La cronología de Kerouac confirma esa idea: que, como su amigo Burroughs, Kerouac sólo escribió una novela dividida en diferentes tomos. Un año después de On the road, aparece Dharma bums. Lo que las une es evidente y no necesita ser comentado. El particular estilo de Kerouac sirve tanto para un roto como para un descosido: tanto reproduce el palpitar bebop como simula el ritmo del haiku. Nada de eso importa. La pretendida aproximación a la sintaxis japonesa en el texto original de Dharma bums no puede sino ocultarse tras la potencia de las dos líneas argumentales que, por sí solas, sin ayudas estilísticas, vertebran la obra, atándola por un lado a On the road y elevándola y por fin diferenciándola por encima como sujeta por una soga hacia el hogar de Buda en el cielo.

 

La trama es la misma: las borracheras, los motores rugientes, los kilómetros de autopista y la amistad, la desasida y beligerante amistad beat, presentada como ideal de sinceridad y verismo.

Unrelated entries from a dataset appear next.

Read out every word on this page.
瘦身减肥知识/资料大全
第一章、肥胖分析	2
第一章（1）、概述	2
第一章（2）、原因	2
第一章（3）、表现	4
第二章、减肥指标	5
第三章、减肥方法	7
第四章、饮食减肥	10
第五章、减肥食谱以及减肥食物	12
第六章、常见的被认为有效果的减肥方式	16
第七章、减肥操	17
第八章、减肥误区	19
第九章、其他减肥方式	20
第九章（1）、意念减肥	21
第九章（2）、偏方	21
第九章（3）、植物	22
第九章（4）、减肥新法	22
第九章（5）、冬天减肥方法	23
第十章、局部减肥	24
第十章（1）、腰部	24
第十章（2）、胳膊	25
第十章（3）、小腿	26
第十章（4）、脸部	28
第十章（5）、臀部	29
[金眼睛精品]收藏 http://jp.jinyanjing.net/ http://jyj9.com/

Por encima de todo ello, como tapando una parte de su historia, de la historia que comenzó con On the road, con una pátina transparente surcada de imágenes de Buda, de sutras y de anecdotario oriental, se encuentra la otra parte de Dharma bums, la que la define dentro de la literatura de Kerouac y del siglo XX en general y que la desmarca de mera segunda parte o continuación de On the road.

 

Esa pátina de budismo acapara todo el imaginario de la novela y la convierte en monotemática, y llega a contaminar la línea argumental, plagada de decisiones budistas, de nirvanas y haikus (sin lograr privarla de su esencia juerguista y excéntrica clásica). Es, en realidad, en ese encuentro entre el ideal zen y la vida beat donde se produce el choque que, visto de una manera tal vez demasiado estricta, convierte la intentona de Kerouac en fallida. La vida beat no termina de encajar con los ideales budistas. La necesidad de Kerouac de introducir un espititualismo estandarizado, aunque sea bajo las normas apenas dogmáticas y mágicas del budismo primitivo, dentro de una vida con una tendencia en ocasiones opuestas lo convierte en un gran argumentador. Consigue hacer verosimil la posibilidad de que un enloquecido poeta beat amante de las orgías y adicto al alcohol y a las drogas alcance el nirvana, reservado según el único verdadero dogma del budismo para los desapegados, para los que no desean. Los métodos que utiliza para alcanzar tal grado de verosimilitud lo lanzan por los serpeteantes caminos de la historia del budismo, mezclando el zen de la escuela Rinzai con el Sutra del diamante y el buenismo del budismo himalayo con la dureza del jainismo. Una historia milenaria tan rica parece propicia para que se extraigan de ella argumentos capaces de postular cualquier cosa. Queda declarado, además, el completo dominio del tema por parte del escritor. Convertir tal cantidad de datos, en ocasiones opuestos, en un sistema es, en cualquier caso, un logro estrictamente literario, encuadrado dentro de ese lugar a mitad de camino entre la fabulación y el conocimiento que se entiende como el terreno de la literatura.

 

 

Los vagabundos.- La trama de la novela recorre los meses previos a la marcha del poeta Gary Snyder a Japón. En los primeros capítulos es donde la lucha entre el budismo Theravāda de Kerouac y el zen que representa Japhy se muestra más patente y con mayor énfasis en la rectitud de las distintas ortodoxias. Conforme avanza la historia, las escuelas de pensamiento budista expuestas por los protagonistas se mezclan en un sincretismo precursor de los movimientos new age, de los que la generación beat debe considerarse pionera.

 

El encuentro entre el primitivismo Theravāda y la elegante incomprensión zen es en realidad la metáfora de un desencuentro más amplio y que aún se mantiene como el caballo de batalla del budismo en su introducción en occidente. Ray representa la fijación occidental en la lectura de los mitos budista a través de la razón civilizada y snyderatea fijada en la restauración. Kerouac, y no solo él, entienden como problemático el excesivo parecido que el budismo más extendido, el Mahāyāna, tiene con las religiones occidentales. La necesidad de privar al hecho religioso de todo lo que lo convierte en superstición y entorpece su labor filosófica lucha contra el mágico y metafísico mundo del zen. Lo que molesta en el budismo: la transmigración; la posibilidad, la necesidad de un dios (por más que se le atribuya a Buda una concepción atea de la realidad, una re-lectura occidental negada una y otra vez por los sabios orientales). Borges lo intentará años después a través de la literatura, convirtiendo el budismo en una enumeración de narraciones y símbolos, alejándolo de su, piensa el hombre occidental perfectamente civilizado, ingenua metafísica.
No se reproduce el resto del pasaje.